Banking trade screensThis week the Swiss bank, Credit Suisse, was forced by the US Department of Justice to pay a fine of $2.6bn for its secret activities in enabling its US clients to evade US  taxes. Ever since 2009 when UBS buckled under pressure from US prosecutors and agreed to pay $0.78bn in fines and to pass on information about tax-evading US citizens, there has been a steady increase in information-sharing by banks with the tax authorities. This week the thumbscrew was turned tighter, not only by the magnitude of the fine, but even more by forcing Credit Suisse to admit criminal culpability.

While UBS was given the soft option of a so-called deferred prosecution agreement which avoided the taint of criminality, 5 years later the Swiss bank if taking the full rap for these offences.
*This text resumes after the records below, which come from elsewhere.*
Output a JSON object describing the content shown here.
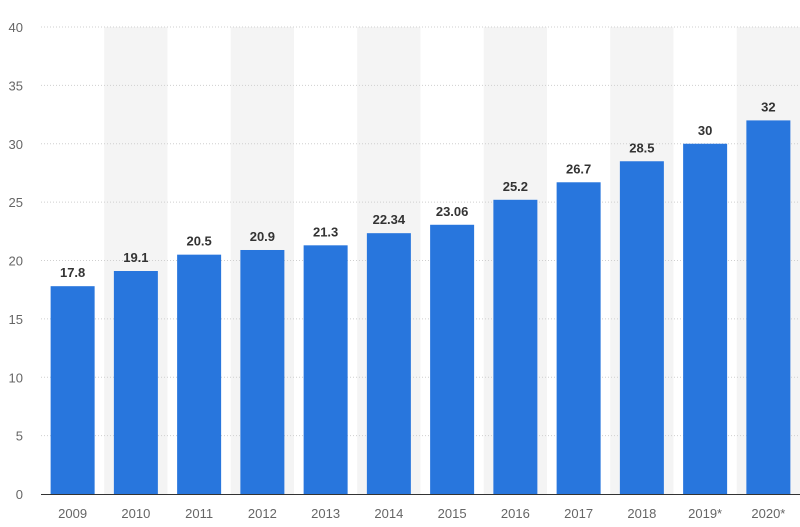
{
  "chart_data": {
    "type": "bar",
    "categories": [
      "2009",
      "2010",
      "2011",
      "2012",
      "2013",
      "2014",
      "2015",
      "2016",
      "2017",
      "2018",
      "2019*",
      "2020*"
    ],
    "values": [
      17.8,
      19.1,
      20.5,
      20.9,
      21.3,
      22.34,
      23.06,
      25.2,
      26.7,
      28.5,
      30,
      32
    ],
    "value_labels": [
      "17.8",
      "19.1",
      "20.5",
      "20.9",
      "21.3",
      "22.34",
      "23.06",
      "25.2",
      "26.7",
      "28.5",
      "30",
      "32"
    ],
    "yticks": [
      "0",
      "5",
      "10",
      "15",
      "20",
      "25",
      "30",
      "35",
      "40"
    ],
    "ylim": [
      0,
      40
    ],
    "title": "",
    "xlabel": "",
    "ylabel": "",
    "grid": true,
    "legend": "none",
    "colors": {
      "bar": "#2876dd",
      "band": "#f4f4f4",
      "grid": "#cfcfcf",
      "axis": "#333333"
    }
  }
}
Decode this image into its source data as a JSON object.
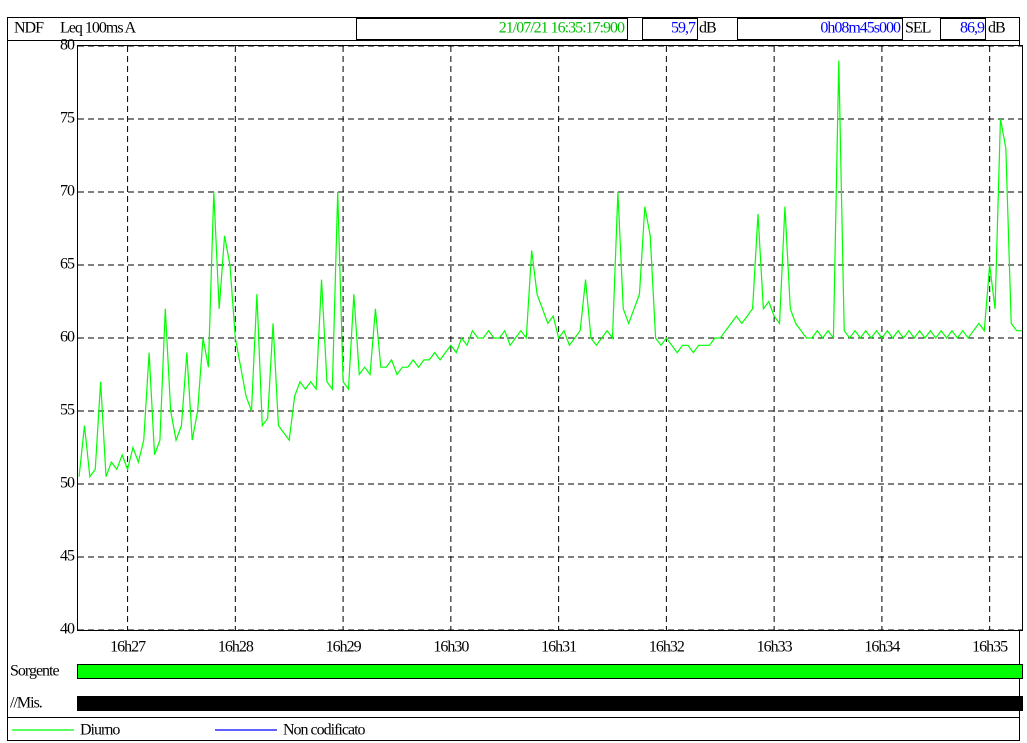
{
  "chart_data": {
    "type": "line",
    "header": {
      "instrument": "NDF",
      "parameter": "Leq 100ms A",
      "timestamp": "21/07/21 16:35:17:900",
      "level": "59,7",
      "level_unit": "dB",
      "duration": "0h08m45s000",
      "sel_label": "SEL",
      "sel": "86,9",
      "sel_unit": "dB"
    },
    "x": [
      986.55,
      986.6,
      986.65,
      986.7,
      986.75,
      986.8,
      986.85,
      986.9,
      986.95,
      987,
      987.05,
      987.1,
      987.15,
      987.2,
      987.25,
      987.3,
      987.35,
      987.4,
      987.45,
      987.5,
      987.55,
      987.6,
      987.65,
      987.7,
      987.75,
      987.8,
      987.85,
      987.9,
      987.95,
      988,
      988.05,
      988.1,
      988.15,
      988.2,
      988.25,
      988.3,
      988.35,
      988.4,
      988.45,
      988.5,
      988.55,
      988.6,
      988.65,
      988.7,
      988.75,
      988.8,
      988.85,
      988.9,
      988.95,
      989,
      989.05,
      989.1,
      989.15,
      989.2,
      989.25,
      989.3,
      989.35,
      989.4,
      989.45,
      989.5,
      989.55,
      989.6,
      989.65,
      989.7,
      989.75,
      989.8,
      989.85,
      989.9,
      989.95,
      990,
      990.05,
      990.1,
      990.15,
      990.2,
      990.25,
      990.3,
      990.35,
      990.4,
      990.45,
      990.5,
      990.55,
      990.6,
      990.65,
      990.7,
      990.75,
      990.8,
      990.85,
      990.9,
      990.95,
      991,
      991.05,
      991.1,
      991.15,
      991.2,
      991.25,
      991.3,
      991.35,
      991.4,
      991.45,
      991.5,
      991.55,
      991.6,
      991.65,
      991.7,
      991.75,
      991.8,
      991.85,
      991.9,
      991.95,
      992,
      992.05,
      992.1,
      992.15,
      992.2,
      992.25,
      992.3,
      992.35,
      992.4,
      992.45,
      992.5,
      992.55,
      992.6,
      992.65,
      992.7,
      992.75,
      992.8,
      992.85,
      992.9,
      992.95,
      993,
      993.05,
      993.1,
      993.15,
      993.2,
      993.25,
      993.3,
      993.35,
      993.4,
      993.45,
      993.5,
      993.55,
      993.6,
      993.65,
      993.7,
      993.75,
      993.8,
      993.85,
      993.9,
      993.95,
      994,
      994.05,
      994.1,
      994.15,
      994.2,
      994.25,
      994.3,
      994.35,
      994.4,
      994.45,
      994.5,
      994.55,
      994.6,
      994.65,
      994.7,
      994.75,
      994.8,
      994.85,
      994.9,
      994.95,
      995,
      995.05,
      995.1,
      995.15,
      995.2,
      995.25,
      995.3
    ],
    "series": [
      {
        "name": "Diurno",
        "color": "#00ff00",
        "values": [
          50.5,
          54,
          50.5,
          51,
          57,
          50.5,
          51.5,
          51,
          52,
          51,
          52.5,
          51.5,
          53,
          59,
          52,
          53,
          62,
          55,
          53,
          54,
          59,
          53,
          55,
          60,
          58,
          70,
          62,
          67,
          65,
          60,
          58,
          56,
          55,
          63,
          54,
          54.5,
          61,
          54,
          53.5,
          53,
          56,
          57,
          56.5,
          57,
          56.5,
          64,
          57,
          56.5,
          70,
          57,
          56.5,
          63,
          57.5,
          58,
          57.5,
          62,
          58,
          58,
          58.5,
          57.5,
          58,
          58,
          58.5,
          58,
          58.5,
          58.5,
          59,
          58.5,
          59,
          59.5,
          59,
          60,
          59.5,
          60.5,
          60,
          60,
          60.5,
          60,
          60,
          60.5,
          59.5,
          60,
          60.5,
          60,
          66,
          63,
          62,
          61,
          61.5,
          60,
          60.5,
          59.5,
          60,
          60.5,
          64,
          60,
          59.5,
          60,
          60.5,
          60,
          70,
          62,
          61,
          62,
          63,
          69,
          67,
          60,
          59.5,
          60,
          59.5,
          59,
          59.5,
          59.5,
          59,
          59.5,
          59.5,
          59.5,
          60,
          60,
          60.5,
          61,
          61.5,
          61,
          61.5,
          62,
          68.5,
          62,
          62.5,
          61.5,
          61,
          69,
          62,
          61,
          60.5,
          60,
          60,
          60.5,
          60,
          60.5,
          60,
          79,
          60.5,
          60,
          60.5,
          60,
          60.5,
          60,
          60.5,
          60,
          60.5,
          60,
          60.5,
          60,
          60.5,
          60,
          60.5,
          60,
          60.5,
          60,
          60.5,
          60,
          60.5,
          60,
          60.5,
          60,
          60.5,
          61,
          60.5,
          65,
          62,
          75,
          73,
          61,
          60.5,
          60.5
        ]
      }
    ],
    "legend_entries": [
      {
        "name": "Non codificato",
        "color": "#0000ff"
      }
    ],
    "tracks": [
      {
        "label": "Sorgente",
        "color": "#00ff00"
      },
      {
        "label": "//Mis.",
        "color": "#000000"
      }
    ],
    "xlim": [
      986.54,
      995.3
    ],
    "xticks": [
      {
        "value": 987,
        "label": "16h27"
      },
      {
        "value": 988,
        "label": "16h28"
      },
      {
        "value": 989,
        "label": "16h29"
      },
      {
        "value": 990,
        "label": "16h30"
      },
      {
        "value": 991,
        "label": "16h31"
      },
      {
        "value": 992,
        "label": "16h32"
      },
      {
        "value": 993,
        "label": "16h33"
      },
      {
        "value": 994,
        "label": "16h34"
      },
      {
        "value": 995,
        "label": "16h35"
      }
    ],
    "ylim": [
      40,
      80
    ],
    "yticks": [
      40,
      45,
      50,
      55,
      60,
      65,
      70,
      75,
      80
    ],
    "grid": true
  }
}
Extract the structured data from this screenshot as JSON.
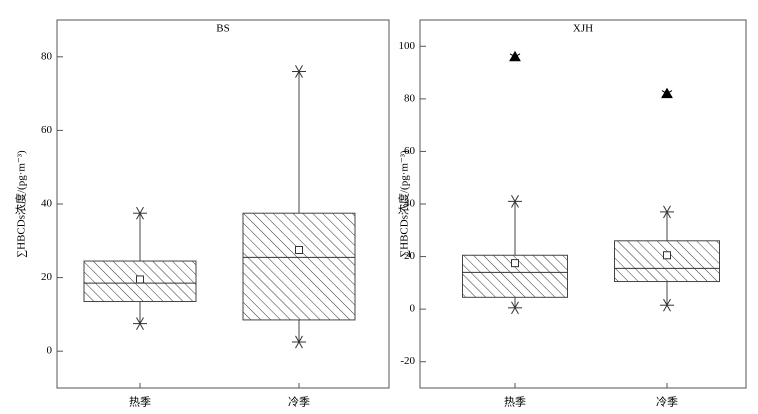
{
  "chart_data": [
    {
      "type": "box",
      "title": "BS",
      "y_label": "∑HBCDs浓度/(pg·m⁻³)",
      "categories": [
        "热季",
        "冷季"
      ],
      "boxes": [
        {
          "min": 7.5,
          "q1": 13.5,
          "median": 18.5,
          "mean": 19.5,
          "q3": 24.5,
          "max": 37.5,
          "outliers": []
        },
        {
          "min": 2.5,
          "q1": 8.5,
          "median": 25.5,
          "mean": 27.5,
          "q3": 37.5,
          "max": 76,
          "outliers": []
        }
      ],
      "ylim": [
        -10,
        90
      ],
      "yticks": [
        0,
        20,
        40,
        60,
        80
      ]
    },
    {
      "type": "box",
      "title": "XJH",
      "y_label": "∑HBCDs浓度/(pg·m⁻³)",
      "categories": [
        "热季",
        "冷季"
      ],
      "boxes": [
        {
          "min": 0.5,
          "q1": 4.5,
          "median": 14,
          "mean": 17.5,
          "q3": 20.5,
          "max": 41,
          "outliers": [
            96
          ]
        },
        {
          "min": 1.5,
          "q1": 10.5,
          "median": 15.5,
          "mean": 20.5,
          "q3": 26,
          "max": 37,
          "outliers": [
            82
          ]
        }
      ],
      "ylim": [
        -30,
        110
      ],
      "yticks": [
        -20,
        0,
        20,
        40,
        60,
        80,
        100
      ]
    }
  ]
}
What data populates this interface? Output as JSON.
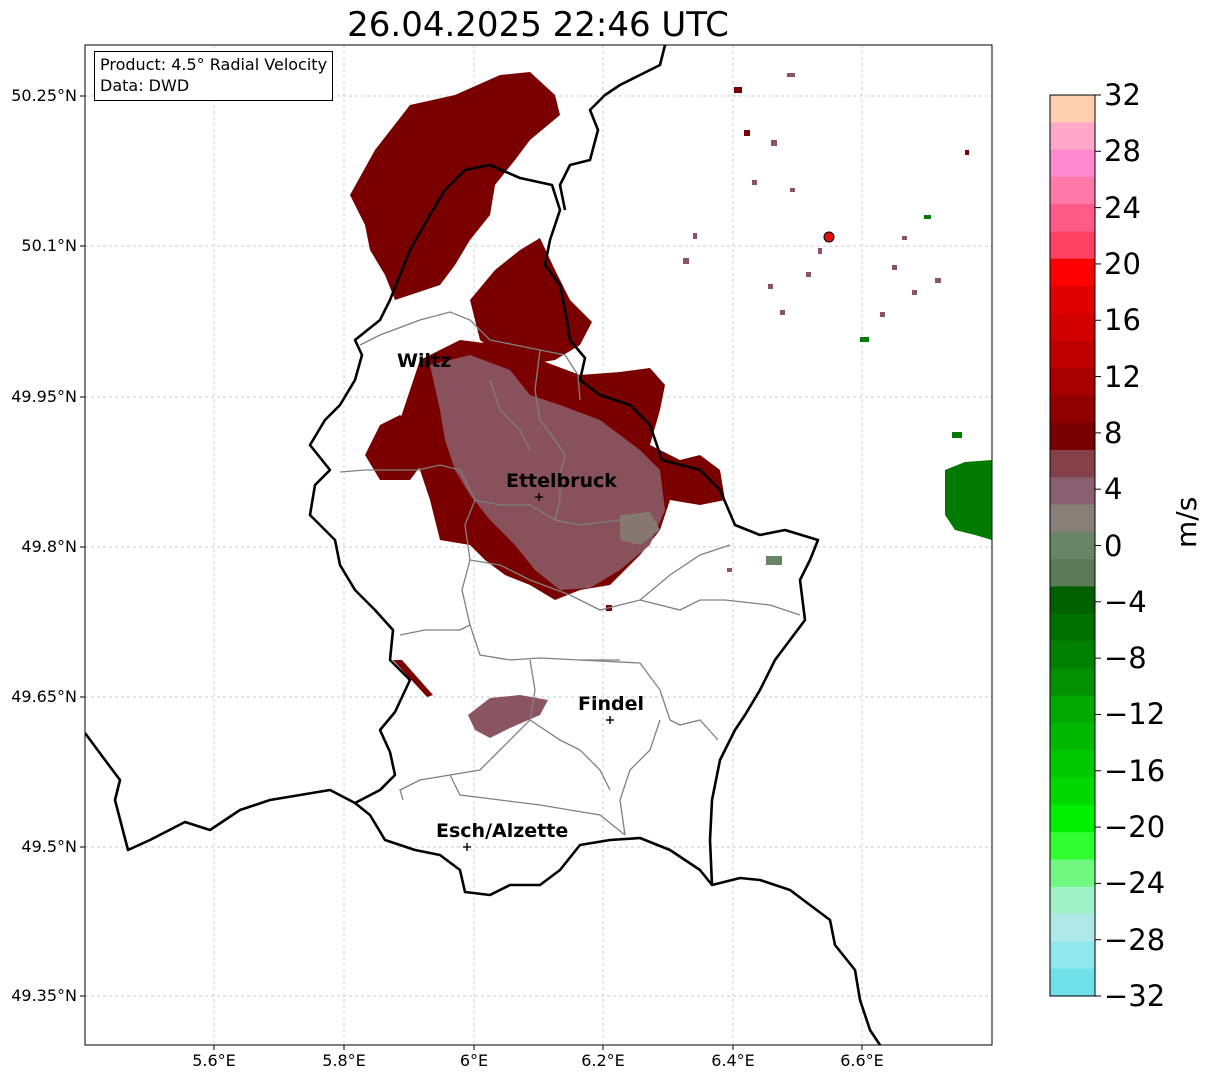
{
  "title": "26.04.2025 22:46 UTC",
  "info": {
    "product": "Product: 4.5° Radial Velocity",
    "data": "Data: DWD"
  },
  "cities": [
    {
      "name": "Wiltz"
    },
    {
      "name": "Ettelbruck"
    },
    {
      "name": "Findel"
    },
    {
      "name": "Esch/Alzette"
    }
  ],
  "axes": {
    "lat_ticks": [
      "50.25°N",
      "50.1°N",
      "49.95°N",
      "49.8°N",
      "49.65°N",
      "49.5°N",
      "49.35°N"
    ],
    "lon_ticks": [
      "5.6°E",
      "5.8°E",
      "6°E",
      "6.2°E",
      "6.4°E",
      "6.6°E"
    ],
    "grid": true
  },
  "colorbar": {
    "unit": "m/s",
    "ticks": [
      "32",
      "28",
      "24",
      "20",
      "16",
      "12",
      "8",
      "4",
      "0",
      "−4",
      "−8",
      "−12",
      "−16",
      "−20",
      "−24",
      "−28",
      "−32"
    ],
    "colors_top_to_bottom": [
      "#ffd0b0",
      "#ffa8c8",
      "#ff88d0",
      "#ff78a8",
      "#ff5a88",
      "#ff4060",
      "#ff0000",
      "#e00000",
      "#d20000",
      "#c00000",
      "#a80000",
      "#900000",
      "#780000",
      "#844048",
      "#886070",
      "#888078",
      "#6a8468",
      "#5a7a58",
      "#006000",
      "#007000",
      "#008000",
      "#009000",
      "#00a800",
      "#00b800",
      "#00c800",
      "#00d800",
      "#00f000",
      "#30ff30",
      "#70f880",
      "#a0f0c8",
      "#b0e8e8",
      "#90e8ec",
      "#70e0e8"
    ],
    "range": [
      -32,
      32
    ]
  },
  "colors": {
    "high_velocity": "#7a0000",
    "mid_velocity": "#8a5560",
    "negative_velocity": "#007a00",
    "radar_marker": "#e01010"
  }
}
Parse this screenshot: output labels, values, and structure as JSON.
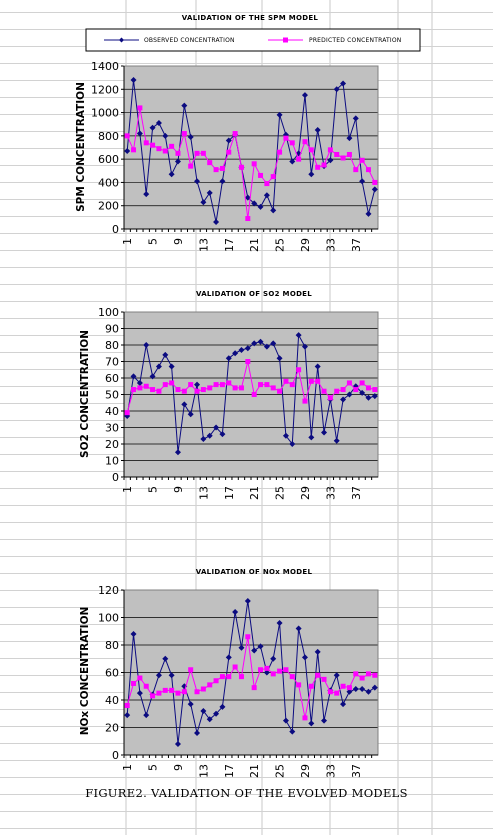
{
  "legend": {
    "observed": "OBSERVED CONCENTRATION",
    "predicted": "PREDICTED CONCENTRATION"
  },
  "colors": {
    "observed": "#0b0b80",
    "predicted": "#ff00ff",
    "plot_bg": "#c0c0c0",
    "grid": "#000000"
  },
  "caption": "FIGURE2. VALIDATION OF THE EVOLVED MODELS",
  "chart_data": [
    {
      "type": "line",
      "title": "VALIDATION OF THE SPM MODEL",
      "ylabel": "SPM CONCENTRATION",
      "xlabel": "",
      "ylim": [
        0,
        1400
      ],
      "yticks": [
        0,
        200,
        400,
        600,
        800,
        1000,
        1200,
        1400
      ],
      "xticks": [
        1,
        5,
        9,
        13,
        17,
        21,
        25,
        29,
        33,
        37
      ],
      "x": [
        1,
        2,
        3,
        4,
        5,
        6,
        7,
        8,
        9,
        10,
        11,
        12,
        13,
        14,
        15,
        16,
        17,
        18,
        19,
        20,
        21,
        22,
        23,
        24,
        25,
        26,
        27,
        28,
        29,
        30,
        31,
        32,
        33,
        34,
        35,
        36,
        37,
        38,
        39,
        40
      ],
      "grid": "horizontal",
      "series": [
        {
          "name": "OBSERVED CONCENTRATION",
          "marker": "diamond",
          "values": [
            670,
            1280,
            820,
            300,
            870,
            910,
            800,
            470,
            580,
            1060,
            790,
            410,
            230,
            310,
            60,
            410,
            760,
            810,
            530,
            270,
            220,
            190,
            290,
            160,
            980,
            810,
            580,
            650,
            1150,
            470,
            850,
            540,
            590,
            1200,
            1250,
            780,
            950,
            410,
            130,
            340
          ]
        },
        {
          "name": "PREDICTED CONCENTRATION",
          "marker": "square",
          "values": [
            800,
            680,
            1040,
            740,
            720,
            690,
            670,
            710,
            650,
            820,
            540,
            650,
            650,
            570,
            510,
            520,
            660,
            820,
            530,
            90,
            560,
            460,
            390,
            450,
            660,
            780,
            740,
            600,
            750,
            680,
            530,
            550,
            680,
            640,
            610,
            640,
            510,
            590,
            510,
            400
          ]
        }
      ]
    },
    {
      "type": "line",
      "title": "VALIDATION OF SO2 MODEL",
      "ylabel": "SO2 CONCENTRATION",
      "xlabel": "",
      "ylim": [
        0,
        100
      ],
      "yticks": [
        0,
        10,
        20,
        30,
        40,
        50,
        60,
        70,
        80,
        90,
        100
      ],
      "xticks": [
        1,
        5,
        9,
        13,
        17,
        21,
        25,
        29,
        33,
        37
      ],
      "x": [
        1,
        2,
        3,
        4,
        5,
        6,
        7,
        8,
        9,
        10,
        11,
        12,
        13,
        14,
        15,
        16,
        17,
        18,
        19,
        20,
        21,
        22,
        23,
        24,
        25,
        26,
        27,
        28,
        29,
        30,
        31,
        32,
        33,
        34,
        35,
        36,
        37,
        38,
        39,
        40
      ],
      "grid": "horizontal",
      "series": [
        {
          "name": "OBSERVED CONCENTRATION",
          "marker": "diamond",
          "values": [
            37,
            61,
            57,
            80,
            61,
            67,
            74,
            67,
            15,
            44,
            38,
            56,
            23,
            25,
            30,
            26,
            72,
            75,
            77,
            78,
            81,
            82,
            79,
            81,
            72,
            25,
            20,
            86,
            79,
            24,
            67,
            27,
            47,
            22,
            47,
            50,
            55,
            51,
            48,
            49
          ]
        },
        {
          "name": "PREDICTED CONCENTRATION",
          "marker": "square",
          "values": [
            39,
            53,
            54,
            55,
            53,
            52,
            56,
            57,
            53,
            52,
            56,
            52,
            53,
            54,
            56,
            56,
            57,
            54,
            54,
            70,
            50,
            56,
            56,
            54,
            52,
            58,
            56,
            65,
            46,
            58,
            58,
            52,
            48,
            52,
            53,
            57,
            53,
            57,
            54,
            53
          ]
        }
      ]
    },
    {
      "type": "line",
      "title": "VALIDATION OF NOx MODEL",
      "ylabel": "NOx CONCENTRATION",
      "xlabel": "",
      "ylim": [
        0,
        120
      ],
      "yticks": [
        0,
        20,
        40,
        60,
        80,
        100,
        120
      ],
      "xticks": [
        1,
        5,
        9,
        13,
        17,
        21,
        25,
        29,
        33,
        37
      ],
      "x": [
        1,
        2,
        3,
        4,
        5,
        6,
        7,
        8,
        9,
        10,
        11,
        12,
        13,
        14,
        15,
        16,
        17,
        18,
        19,
        20,
        21,
        22,
        23,
        24,
        25,
        26,
        27,
        28,
        29,
        30,
        31,
        32,
        33,
        34,
        35,
        36,
        37,
        38,
        39,
        40
      ],
      "grid": "horizontal",
      "series": [
        {
          "name": "OBSERVED CONCENTRATION",
          "marker": "diamond",
          "values": [
            29,
            88,
            45,
            29,
            44,
            58,
            70,
            58,
            8,
            50,
            37,
            16,
            32,
            26,
            30,
            35,
            71,
            104,
            78,
            112,
            76,
            79,
            60,
            70,
            96,
            25,
            17,
            92,
            71,
            23,
            75,
            25,
            47,
            58,
            37,
            46,
            48,
            48,
            46,
            49
          ]
        },
        {
          "name": "PREDICTED CONCENTRATION",
          "marker": "square",
          "values": [
            36,
            52,
            56,
            50,
            43,
            45,
            47,
            47,
            45,
            46,
            62,
            46,
            48,
            51,
            54,
            57,
            57,
            64,
            57,
            86,
            49,
            62,
            63,
            59,
            61,
            62,
            57,
            51,
            27,
            50,
            58,
            55,
            46,
            45,
            50,
            49,
            59,
            56,
            59,
            58
          ]
        }
      ]
    }
  ]
}
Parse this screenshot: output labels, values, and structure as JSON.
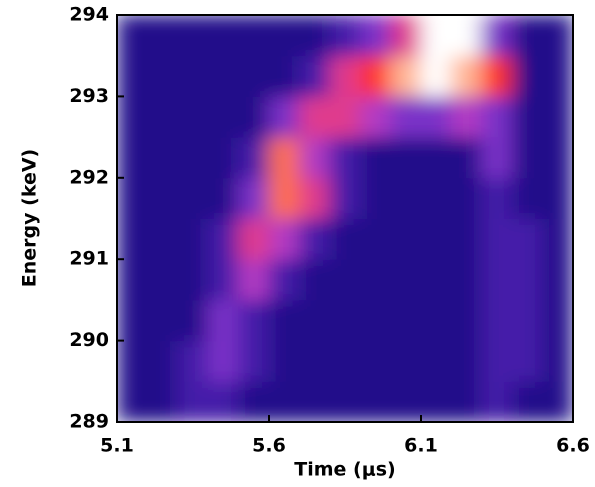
{
  "chart_data": {
    "type": "heatmap",
    "x_label": "Time (μs)",
    "y_label": "Energy (keV)",
    "x": [
      5.15,
      5.25,
      5.35,
      5.45,
      5.55,
      5.65,
      5.75,
      5.85,
      5.95,
      6.05,
      6.15,
      6.25,
      6.35,
      6.45,
      6.55
    ],
    "y": [
      289.25,
      289.75,
      290.25,
      290.75,
      291.25,
      291.75,
      292.25,
      292.75,
      293.25,
      293.75
    ],
    "z": [
      [
        1,
        1,
        2,
        2,
        1,
        1,
        1,
        1,
        1,
        1,
        1,
        1,
        2,
        1,
        1
      ],
      [
        1,
        1,
        2,
        3,
        2,
        1,
        1,
        1,
        1,
        1,
        1,
        1,
        2,
        2,
        1
      ],
      [
        1,
        1,
        1,
        3,
        2,
        1,
        1,
        1,
        1,
        1,
        1,
        1,
        2,
        2,
        1
      ],
      [
        1,
        1,
        1,
        2,
        4,
        2,
        1,
        1,
        1,
        1,
        1,
        1,
        2,
        2,
        1
      ],
      [
        1,
        1,
        1,
        2,
        5,
        4,
        2,
        1,
        1,
        1,
        1,
        1,
        2,
        2,
        1
      ],
      [
        1,
        1,
        1,
        1,
        3,
        7,
        5,
        2,
        1,
        1,
        1,
        1,
        2,
        1,
        1
      ],
      [
        1,
        1,
        1,
        1,
        2,
        7,
        4,
        2,
        1,
        1,
        1,
        1,
        3,
        1,
        1
      ],
      [
        1,
        1,
        1,
        1,
        1,
        3,
        5,
        5,
        4,
        3,
        3,
        4,
        3,
        1,
        1
      ],
      [
        1,
        1,
        1,
        1,
        1,
        1,
        2,
        5,
        6,
        8,
        9,
        8,
        6,
        1,
        1
      ],
      [
        1,
        1,
        1,
        1,
        1,
        1,
        1,
        2,
        3,
        5,
        9,
        9,
        3,
        1,
        1
      ]
    ],
    "colormap": [
      "#14086a",
      "#2a129a",
      "#7a30c8",
      "#d040c0",
      "#ff3028",
      "#ff9060",
      "#ffffff"
    ],
    "xlim": [
      5.1,
      6.6
    ],
    "ylim": [
      289,
      294
    ],
    "xticks": [
      5.1,
      5.6,
      6.1,
      6.6
    ],
    "yticks": [
      289,
      290,
      291,
      292,
      293,
      294
    ]
  }
}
It is being severely (and rightly) punished for allowing (or abetting) its bankers in concealing its US clients’ assets in a conspiracy that extended for decades, and because its staff actively hindered investigagtions aimed at uncovering it.

The toughening US stance reflects the widespread view that banks are not adequately being held to account for major violations like sanctions-busting and manipulation of benchmark interest rates. There was also the view that some banks are too big to prosecute  that needed to be countered. In addition the US authorities built up the pressure much further by passing the FATCA Act requiring foreign banks and other financial institutions to share information about their US clients with the Internal Revenue Service.   As a result the US Department of Justice is now investigating more than a dozen banks over past cases when they may have helped US citizens avoid taxes. A further 106 Swiss banks have sought to comply with the new rules as part of the soft option of a deferred prosecution agreement.

All this has been done by the US. Contrast that with UK foot-dragging and complacency. In the British case, there have been no enormous fines, no UK FATCA passed, no chief executive or directors of a bank personally prosecuted, and no serious attempt to force the 10 worldwide tax havens controlled by British jurisdictions to provide full information about their UK clients.